A la fin de l’année 2020,  le monde a constaté une  forte résilience du marché immobilier, la question qu’il reste à poser c’est jusqu’à quand ?

Convenu au fait que la  crise économique provoquée par la pandémie de COVID−19 la chute semble inévitable, nous avons déjà commencé à sentir ses débris dans de nombreux secteurs économiques, mais jusque là le marché immobilier semble être épargné.

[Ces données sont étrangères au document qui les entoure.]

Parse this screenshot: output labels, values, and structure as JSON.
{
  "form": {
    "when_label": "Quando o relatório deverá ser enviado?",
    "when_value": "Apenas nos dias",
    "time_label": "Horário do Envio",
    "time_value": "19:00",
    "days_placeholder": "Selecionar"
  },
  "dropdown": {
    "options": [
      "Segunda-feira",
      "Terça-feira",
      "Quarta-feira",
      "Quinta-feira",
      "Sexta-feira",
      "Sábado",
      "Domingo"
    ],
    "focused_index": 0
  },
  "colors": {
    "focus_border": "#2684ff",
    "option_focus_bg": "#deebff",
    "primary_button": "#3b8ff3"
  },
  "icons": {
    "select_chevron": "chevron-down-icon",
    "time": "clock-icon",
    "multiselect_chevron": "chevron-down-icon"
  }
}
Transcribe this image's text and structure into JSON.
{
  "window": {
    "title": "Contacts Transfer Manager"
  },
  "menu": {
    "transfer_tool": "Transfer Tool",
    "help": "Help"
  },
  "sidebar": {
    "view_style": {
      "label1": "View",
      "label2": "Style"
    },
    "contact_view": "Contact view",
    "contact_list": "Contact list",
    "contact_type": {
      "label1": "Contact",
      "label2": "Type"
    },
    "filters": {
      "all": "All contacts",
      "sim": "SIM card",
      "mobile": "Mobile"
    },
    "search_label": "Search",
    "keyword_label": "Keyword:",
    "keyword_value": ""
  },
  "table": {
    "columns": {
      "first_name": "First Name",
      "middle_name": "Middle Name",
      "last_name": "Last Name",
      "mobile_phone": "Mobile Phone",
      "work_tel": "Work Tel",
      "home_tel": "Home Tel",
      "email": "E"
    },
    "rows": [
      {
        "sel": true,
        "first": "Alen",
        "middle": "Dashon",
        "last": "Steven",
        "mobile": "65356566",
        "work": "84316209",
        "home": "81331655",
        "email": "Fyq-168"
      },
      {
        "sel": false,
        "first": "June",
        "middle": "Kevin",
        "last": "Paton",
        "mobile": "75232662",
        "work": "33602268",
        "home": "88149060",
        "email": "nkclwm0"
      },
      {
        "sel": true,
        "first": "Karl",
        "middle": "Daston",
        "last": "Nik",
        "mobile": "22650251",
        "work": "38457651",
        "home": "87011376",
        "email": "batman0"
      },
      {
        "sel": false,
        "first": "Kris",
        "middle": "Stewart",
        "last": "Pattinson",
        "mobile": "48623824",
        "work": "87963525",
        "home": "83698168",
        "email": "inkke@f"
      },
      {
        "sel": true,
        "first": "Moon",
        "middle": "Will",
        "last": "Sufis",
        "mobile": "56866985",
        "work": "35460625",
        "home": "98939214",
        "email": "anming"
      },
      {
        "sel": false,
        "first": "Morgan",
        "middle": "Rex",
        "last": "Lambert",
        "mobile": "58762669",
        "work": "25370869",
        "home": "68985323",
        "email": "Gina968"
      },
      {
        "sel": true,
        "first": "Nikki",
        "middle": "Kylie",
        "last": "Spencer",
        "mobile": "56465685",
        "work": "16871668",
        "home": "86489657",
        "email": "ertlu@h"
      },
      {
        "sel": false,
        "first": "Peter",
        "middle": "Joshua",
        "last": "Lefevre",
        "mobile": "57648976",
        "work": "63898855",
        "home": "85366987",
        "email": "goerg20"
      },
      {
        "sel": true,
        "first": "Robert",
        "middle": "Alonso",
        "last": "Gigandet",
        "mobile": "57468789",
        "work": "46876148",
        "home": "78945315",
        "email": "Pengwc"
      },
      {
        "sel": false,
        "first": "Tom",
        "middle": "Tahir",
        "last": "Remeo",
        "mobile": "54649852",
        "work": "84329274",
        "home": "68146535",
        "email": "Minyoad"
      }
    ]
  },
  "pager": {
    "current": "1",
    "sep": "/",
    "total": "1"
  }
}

Lire aussi : Prévisions du marché immobilier Québec – Février 2021

Les tendances récemment constatées ne sont-elles que pures réactions à un épisode pandémique inédit et hors normes ? ou marquent-elles le début d’une approche différente de l’achat immobilier ? Cette crise a-t-elle joué un simple rôle d’accélérateur de projets, ou permet-elle de discerner les prémices d’un mouvement plus fondamental ?

Nous nous sommes appuyés sur le registre foncier du Québec  afin de vous procurer  les grandes tendances immobilières, les données sont extraites des différents indicateurs  suivants:

  • Le nombre de ventes par plage de prix;
  • Le nombre de transferts de propriété;
  • Le nombre d’hypothèques; et
  • L’indice de difficultés financières.

En tant que registre légal authentique créé par le législateur pour assurer la publicité des droits affectant les immeubles situés au Québec, le Registre foncier du Québec constitue la source officielle, complète et fiable de données sur le marché immobilier et son évolution.

L’année débute  avec une solide performance du marché immobilier. On constate une forte évolution du volume de transactions immobilières, ce qui nous amène à conclure que le mois de janvier 2021 est le plus haut enregistré depuis les six dernières années.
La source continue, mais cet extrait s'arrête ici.